Posted by Graham at 10:38 pm | Comments (3) |
Filed under: Environment

3 Comments

  1. It takes 5 kms to change the course of a super taker under full power.It will probably take 5 yrs for the momentum of the global warming zealots to dissipate.The financial crisis will slow it considerably.
    Just like the Y2K bug it will become a distant memory and another piece of human stupidity will be relegated to our dustbin of denial.
    I do think however that our climate is being affected by man’s actions and we need to do a lot more research.CO2 it seems is more an effect rather than a cause.
    We had the weapons of mass destruction which did not exist,terrorists which were mainly financial terrorists in our own midst,the Y2K bug,the threat of communism in the 70’S,even the threat of an ice age due to the burning of fossil fuels.
    Take it all with a grain of salt.The sky will be always falling so long as someone can see a way of gaining power and making an easy quid.

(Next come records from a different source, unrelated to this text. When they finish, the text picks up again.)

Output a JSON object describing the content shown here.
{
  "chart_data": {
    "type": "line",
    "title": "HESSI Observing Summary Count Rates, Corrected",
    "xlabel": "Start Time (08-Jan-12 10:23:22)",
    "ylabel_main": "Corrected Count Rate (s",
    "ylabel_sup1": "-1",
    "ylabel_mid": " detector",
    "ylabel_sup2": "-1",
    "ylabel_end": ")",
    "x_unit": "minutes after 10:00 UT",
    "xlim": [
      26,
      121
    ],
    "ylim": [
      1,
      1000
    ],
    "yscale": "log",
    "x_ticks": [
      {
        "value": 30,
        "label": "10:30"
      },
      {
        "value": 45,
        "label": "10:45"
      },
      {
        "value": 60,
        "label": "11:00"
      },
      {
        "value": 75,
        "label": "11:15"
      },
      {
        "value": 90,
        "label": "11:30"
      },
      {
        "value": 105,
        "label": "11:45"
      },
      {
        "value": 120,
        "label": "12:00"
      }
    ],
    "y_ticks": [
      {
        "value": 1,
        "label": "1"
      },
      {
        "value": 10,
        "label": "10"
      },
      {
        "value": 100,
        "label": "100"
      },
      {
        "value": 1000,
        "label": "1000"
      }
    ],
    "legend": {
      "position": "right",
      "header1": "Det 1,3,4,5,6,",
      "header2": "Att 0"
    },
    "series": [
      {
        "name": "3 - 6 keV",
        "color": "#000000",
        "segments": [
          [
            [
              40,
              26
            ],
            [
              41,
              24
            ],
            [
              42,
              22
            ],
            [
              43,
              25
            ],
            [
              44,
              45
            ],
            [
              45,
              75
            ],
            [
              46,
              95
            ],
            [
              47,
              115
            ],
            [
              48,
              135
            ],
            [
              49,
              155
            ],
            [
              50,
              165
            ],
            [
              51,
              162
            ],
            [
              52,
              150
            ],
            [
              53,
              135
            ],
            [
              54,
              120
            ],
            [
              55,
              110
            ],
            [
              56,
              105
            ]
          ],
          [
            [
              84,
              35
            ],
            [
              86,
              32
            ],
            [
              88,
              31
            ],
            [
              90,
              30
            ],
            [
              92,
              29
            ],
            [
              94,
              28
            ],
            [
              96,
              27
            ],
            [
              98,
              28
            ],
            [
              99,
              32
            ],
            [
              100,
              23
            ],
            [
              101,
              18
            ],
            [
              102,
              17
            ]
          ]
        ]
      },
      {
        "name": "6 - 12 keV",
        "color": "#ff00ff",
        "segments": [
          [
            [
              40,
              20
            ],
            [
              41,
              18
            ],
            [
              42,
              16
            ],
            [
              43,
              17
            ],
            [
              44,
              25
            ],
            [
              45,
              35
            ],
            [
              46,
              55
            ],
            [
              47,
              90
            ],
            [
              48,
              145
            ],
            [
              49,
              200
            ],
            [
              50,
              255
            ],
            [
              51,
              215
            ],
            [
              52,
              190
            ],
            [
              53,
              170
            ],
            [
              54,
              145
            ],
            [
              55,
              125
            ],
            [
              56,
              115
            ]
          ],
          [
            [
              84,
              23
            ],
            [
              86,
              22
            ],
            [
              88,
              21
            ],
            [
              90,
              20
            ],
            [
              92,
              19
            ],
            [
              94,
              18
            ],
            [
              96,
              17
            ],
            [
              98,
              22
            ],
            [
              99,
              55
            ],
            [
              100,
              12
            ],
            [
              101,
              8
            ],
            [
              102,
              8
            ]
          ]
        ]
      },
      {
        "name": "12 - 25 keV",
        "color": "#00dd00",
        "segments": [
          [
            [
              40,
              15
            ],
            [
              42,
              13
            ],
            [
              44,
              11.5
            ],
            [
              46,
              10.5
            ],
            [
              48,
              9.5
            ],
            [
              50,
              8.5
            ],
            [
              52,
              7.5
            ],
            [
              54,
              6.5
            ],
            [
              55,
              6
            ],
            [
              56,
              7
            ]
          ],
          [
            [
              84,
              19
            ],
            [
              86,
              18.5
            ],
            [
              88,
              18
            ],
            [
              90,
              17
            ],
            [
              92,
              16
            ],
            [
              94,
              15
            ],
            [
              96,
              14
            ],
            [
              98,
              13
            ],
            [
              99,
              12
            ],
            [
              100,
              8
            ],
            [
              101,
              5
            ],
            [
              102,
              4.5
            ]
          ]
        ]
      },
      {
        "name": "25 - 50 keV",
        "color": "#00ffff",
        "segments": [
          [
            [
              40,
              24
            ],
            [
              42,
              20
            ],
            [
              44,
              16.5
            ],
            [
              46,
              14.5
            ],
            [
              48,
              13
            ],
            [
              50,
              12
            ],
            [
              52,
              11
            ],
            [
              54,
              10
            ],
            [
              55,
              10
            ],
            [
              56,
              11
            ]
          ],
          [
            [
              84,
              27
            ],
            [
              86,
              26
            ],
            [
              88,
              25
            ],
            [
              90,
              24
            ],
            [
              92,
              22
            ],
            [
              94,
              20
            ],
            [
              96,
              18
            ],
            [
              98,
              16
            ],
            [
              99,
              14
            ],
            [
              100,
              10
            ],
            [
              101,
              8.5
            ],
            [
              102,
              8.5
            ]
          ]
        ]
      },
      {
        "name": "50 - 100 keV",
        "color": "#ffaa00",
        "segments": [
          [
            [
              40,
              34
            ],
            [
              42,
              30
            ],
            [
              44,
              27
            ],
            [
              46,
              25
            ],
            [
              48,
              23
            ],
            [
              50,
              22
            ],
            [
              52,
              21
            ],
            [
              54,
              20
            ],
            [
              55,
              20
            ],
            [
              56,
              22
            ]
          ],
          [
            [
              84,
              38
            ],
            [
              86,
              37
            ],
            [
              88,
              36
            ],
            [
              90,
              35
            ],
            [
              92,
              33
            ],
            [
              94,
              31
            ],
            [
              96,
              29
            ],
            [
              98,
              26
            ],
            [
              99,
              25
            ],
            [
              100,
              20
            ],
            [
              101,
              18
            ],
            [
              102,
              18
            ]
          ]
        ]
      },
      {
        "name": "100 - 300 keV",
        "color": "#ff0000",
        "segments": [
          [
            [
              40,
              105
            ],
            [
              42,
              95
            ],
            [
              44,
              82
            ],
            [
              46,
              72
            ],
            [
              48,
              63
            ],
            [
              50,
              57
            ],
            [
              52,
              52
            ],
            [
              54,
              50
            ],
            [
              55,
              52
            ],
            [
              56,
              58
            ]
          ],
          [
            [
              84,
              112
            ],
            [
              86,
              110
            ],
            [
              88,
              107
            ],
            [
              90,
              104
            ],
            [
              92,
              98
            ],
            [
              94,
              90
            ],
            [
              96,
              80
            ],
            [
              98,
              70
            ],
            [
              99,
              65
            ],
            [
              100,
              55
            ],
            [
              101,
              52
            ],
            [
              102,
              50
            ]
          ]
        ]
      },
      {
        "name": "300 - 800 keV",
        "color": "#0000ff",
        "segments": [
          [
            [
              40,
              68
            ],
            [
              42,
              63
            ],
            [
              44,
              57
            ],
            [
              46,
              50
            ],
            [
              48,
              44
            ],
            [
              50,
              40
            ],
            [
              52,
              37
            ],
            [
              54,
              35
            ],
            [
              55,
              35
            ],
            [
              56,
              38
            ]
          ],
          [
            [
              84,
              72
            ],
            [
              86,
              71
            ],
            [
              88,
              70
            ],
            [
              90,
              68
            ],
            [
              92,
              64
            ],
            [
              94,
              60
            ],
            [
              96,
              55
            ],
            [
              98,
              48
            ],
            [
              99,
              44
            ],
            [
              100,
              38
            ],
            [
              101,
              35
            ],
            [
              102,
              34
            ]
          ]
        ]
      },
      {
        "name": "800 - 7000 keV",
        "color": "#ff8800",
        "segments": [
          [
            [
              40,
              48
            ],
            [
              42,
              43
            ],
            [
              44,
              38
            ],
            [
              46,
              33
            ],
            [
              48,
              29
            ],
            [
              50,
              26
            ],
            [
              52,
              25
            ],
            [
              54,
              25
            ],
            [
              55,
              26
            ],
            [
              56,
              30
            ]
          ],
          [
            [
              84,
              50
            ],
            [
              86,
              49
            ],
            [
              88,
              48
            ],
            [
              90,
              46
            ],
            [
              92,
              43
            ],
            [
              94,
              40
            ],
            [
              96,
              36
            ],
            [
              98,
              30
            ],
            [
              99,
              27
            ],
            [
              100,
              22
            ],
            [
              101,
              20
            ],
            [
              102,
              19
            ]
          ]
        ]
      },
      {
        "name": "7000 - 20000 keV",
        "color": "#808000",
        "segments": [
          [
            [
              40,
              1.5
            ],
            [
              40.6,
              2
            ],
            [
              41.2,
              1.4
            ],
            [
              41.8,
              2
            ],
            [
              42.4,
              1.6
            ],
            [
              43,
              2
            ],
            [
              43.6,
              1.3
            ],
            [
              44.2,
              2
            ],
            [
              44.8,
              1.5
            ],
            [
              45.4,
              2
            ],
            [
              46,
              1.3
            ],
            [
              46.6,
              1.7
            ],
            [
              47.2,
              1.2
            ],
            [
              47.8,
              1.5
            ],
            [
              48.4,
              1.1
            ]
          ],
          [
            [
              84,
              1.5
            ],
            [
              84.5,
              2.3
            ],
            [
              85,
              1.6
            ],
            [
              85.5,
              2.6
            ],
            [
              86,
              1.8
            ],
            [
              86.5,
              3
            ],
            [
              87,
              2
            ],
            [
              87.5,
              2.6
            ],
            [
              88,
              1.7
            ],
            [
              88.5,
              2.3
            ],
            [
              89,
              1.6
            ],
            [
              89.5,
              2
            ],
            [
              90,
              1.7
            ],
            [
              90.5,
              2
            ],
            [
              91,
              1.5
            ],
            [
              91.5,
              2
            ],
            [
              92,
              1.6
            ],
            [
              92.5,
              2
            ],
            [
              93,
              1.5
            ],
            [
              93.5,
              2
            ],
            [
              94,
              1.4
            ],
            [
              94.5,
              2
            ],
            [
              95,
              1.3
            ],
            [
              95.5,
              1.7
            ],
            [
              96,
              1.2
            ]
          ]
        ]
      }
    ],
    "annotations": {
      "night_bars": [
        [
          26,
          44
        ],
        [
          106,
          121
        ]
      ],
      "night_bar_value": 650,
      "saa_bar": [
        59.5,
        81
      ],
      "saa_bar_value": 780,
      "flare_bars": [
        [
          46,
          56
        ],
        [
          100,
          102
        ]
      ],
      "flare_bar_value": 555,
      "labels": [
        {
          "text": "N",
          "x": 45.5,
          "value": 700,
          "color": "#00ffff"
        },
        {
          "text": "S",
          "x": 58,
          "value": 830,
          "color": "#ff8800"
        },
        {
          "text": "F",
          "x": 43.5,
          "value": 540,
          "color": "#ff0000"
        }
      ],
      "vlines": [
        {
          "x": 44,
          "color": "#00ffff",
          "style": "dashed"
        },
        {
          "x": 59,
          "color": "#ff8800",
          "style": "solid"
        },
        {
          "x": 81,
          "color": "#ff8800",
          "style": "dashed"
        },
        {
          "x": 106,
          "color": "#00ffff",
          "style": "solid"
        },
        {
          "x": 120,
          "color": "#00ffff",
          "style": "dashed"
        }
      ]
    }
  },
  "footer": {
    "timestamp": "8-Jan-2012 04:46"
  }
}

    Comment by Arjay — October 21, 2008 @ 6:09 pm

  2. “The Earth has thoroughly tested the runaway greenhouse effect, and n o t h i n g happened.” That statement is somewhat esoteric.
    I’m drawn to Paleontologist, Dewey Mclean’s hypothesis on the Deccan Traps Volcanism – the Greenhouse Dinosaur Extinction Theory. McLean alludes to the Deccan Traps volcanism involvement in the K-T extinctions which caused huge and long-duration volcanic events releasing prodigious amounts of the greenhouse gas, carbon dioxide, onto earth’s surface.
    He hypothesised that embryos are unable to reach maturity due to carbon warming hence the extinction of the dinosaurs.
    Mammalians were at the time, few and small creatures where their size enhanced their survival. McLean also claims that current extinctions are occurring due to warming.
    Several paleontologists claim greenhouse gases and CO2 were high during all previous five extinctions except one.
    Since humans now release 150 times more CO2 than volcanoes, let’s hope we will not again see the extent of volcanism similar to the Deccan Traps.
    Should that occur, I would say that accommodation on Earth would be most difficult and the planet’s tenants may not bear any resemblance to homo-sapiens.
    It’s intriguing to note that authors, such as the above (and other skeptics) fail to acknowledge or debate the previous mass extinctions which correlated with high carbon emissions – particularly now that we are in the midst of the Sixth Extinction.

    Comment by Stuart — October 26, 2008 @ 8:32 am

  3. Stuart during those extinctions CO2 levels were 1200% higher than now.We have only added 30% more Co2 to the atmosphere and still our climate presently cools.This may be the lull before the storm but even you true believers should get things in perspective.
    We may well decend into an ice age,since in our distant past,we had one with co2 levels many times that of the present.
    Most of the present extinctions are being caused by man both directly and indirectly affecting the environment.It has nothing to do with co2.You like many others mis-interpret cause and effect scenarios to enhance you argument.The ice core data reveal that CO2 is an effect rather than a cause.